I am very grateful to those who have shown support/encouragement for what I’m trying to do via this platform, and although generating income from Substack isn’t a goal or purpose, I freely admit it helps rationalize the rather pricey quadruple-shot almond milk lattes from a local independent coffee shop we walk to each morning!3 (We all have our vices, do we not? 😉)
Typos/Changes
I’m also very grateful to readers for their patience with my penchant for typos, missing words, etc. I blame worsening eyesight, too much screen time, and autocorrect. It doesn’t matter if I type directly into Substack or use Word and copy/paste. Somehow, I always press publish with multiple errors I need to fix! (I’m sure there are a few in the current post!) I usually catch them within a few hours, but readers can feel free to email or use a Note to notify me of something that needs correction. I prefer you don’t use Comments for the small stuff. Comments, notes, and email is fine for questions or feedback regarding faulty interpretations, content-related problems, etc. Again, I appreciate your patience - the struggle with the screen is real!!
New York City
I will continue my investigative work around the New York City death spike and other events/phenomena related to matters COVID in 2020. I expect to post a narrative version of the New York effort within the next week or two. Yesterday I posted Eleven Serious Problems with the New York City Spring 2020 Mass Casualty Event, which is a current summary of many (but not all) data-related issues. It’s is one of the few NYC articles that doesn’t include a lot of graphs. I chose instead to link or reference images and tables. For that reason, and because it’s rather long, I recommend reading it on a computer, not a phone. (I’m old-fashioned and print any article or study of significant length in order to read it. I can’t do the long stuff on a screen!)
That’s all for now!
Thank you for subscribing.
All photos taken at Morton Arboretum in DuPage County, Illinois.
Update: Clarification - The handle @Wood_House76 had been “Jessica Hockett” for awhile. I changed it to “Wood House 76” a few weeks ago.
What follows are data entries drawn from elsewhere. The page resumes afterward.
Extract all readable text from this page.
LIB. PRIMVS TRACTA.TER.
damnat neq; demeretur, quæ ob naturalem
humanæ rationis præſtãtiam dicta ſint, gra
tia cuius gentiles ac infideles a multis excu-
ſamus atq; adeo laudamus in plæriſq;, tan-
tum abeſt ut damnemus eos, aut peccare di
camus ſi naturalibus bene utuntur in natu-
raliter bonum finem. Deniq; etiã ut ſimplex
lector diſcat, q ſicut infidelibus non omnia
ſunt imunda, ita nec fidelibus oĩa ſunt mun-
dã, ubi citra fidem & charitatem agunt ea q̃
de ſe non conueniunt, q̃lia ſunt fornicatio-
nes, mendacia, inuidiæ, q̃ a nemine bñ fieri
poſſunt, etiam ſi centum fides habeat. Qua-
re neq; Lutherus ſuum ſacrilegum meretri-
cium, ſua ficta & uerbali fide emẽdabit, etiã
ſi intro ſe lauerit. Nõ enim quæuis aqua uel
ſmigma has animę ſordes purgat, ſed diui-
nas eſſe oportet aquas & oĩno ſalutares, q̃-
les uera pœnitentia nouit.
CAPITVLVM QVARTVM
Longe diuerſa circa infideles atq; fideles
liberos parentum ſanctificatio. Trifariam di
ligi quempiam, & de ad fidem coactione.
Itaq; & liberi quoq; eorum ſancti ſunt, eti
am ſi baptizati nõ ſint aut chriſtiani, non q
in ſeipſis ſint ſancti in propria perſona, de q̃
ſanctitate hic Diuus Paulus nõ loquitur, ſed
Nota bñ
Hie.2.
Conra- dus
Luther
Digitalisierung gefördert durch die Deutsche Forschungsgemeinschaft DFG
I recognize almond “milk” is a misnomer, as almonds cannot be milked. Almond “beverage” is more accurate but “almond beverage latte” sounds like a sparkling water flavor!
I didn't realise you had a paid subscription, allow me to remedy that now. Apologies though, I would have supported your work within a couple of weeks of coming across it, it's that strong!
I can and do read longer texts on the computer, but never got to the point of preferring, say, reading a readily available non-copyrighted book from the 1800s on a screen over paying $3 or $5 or $7 to have a used copy of the book.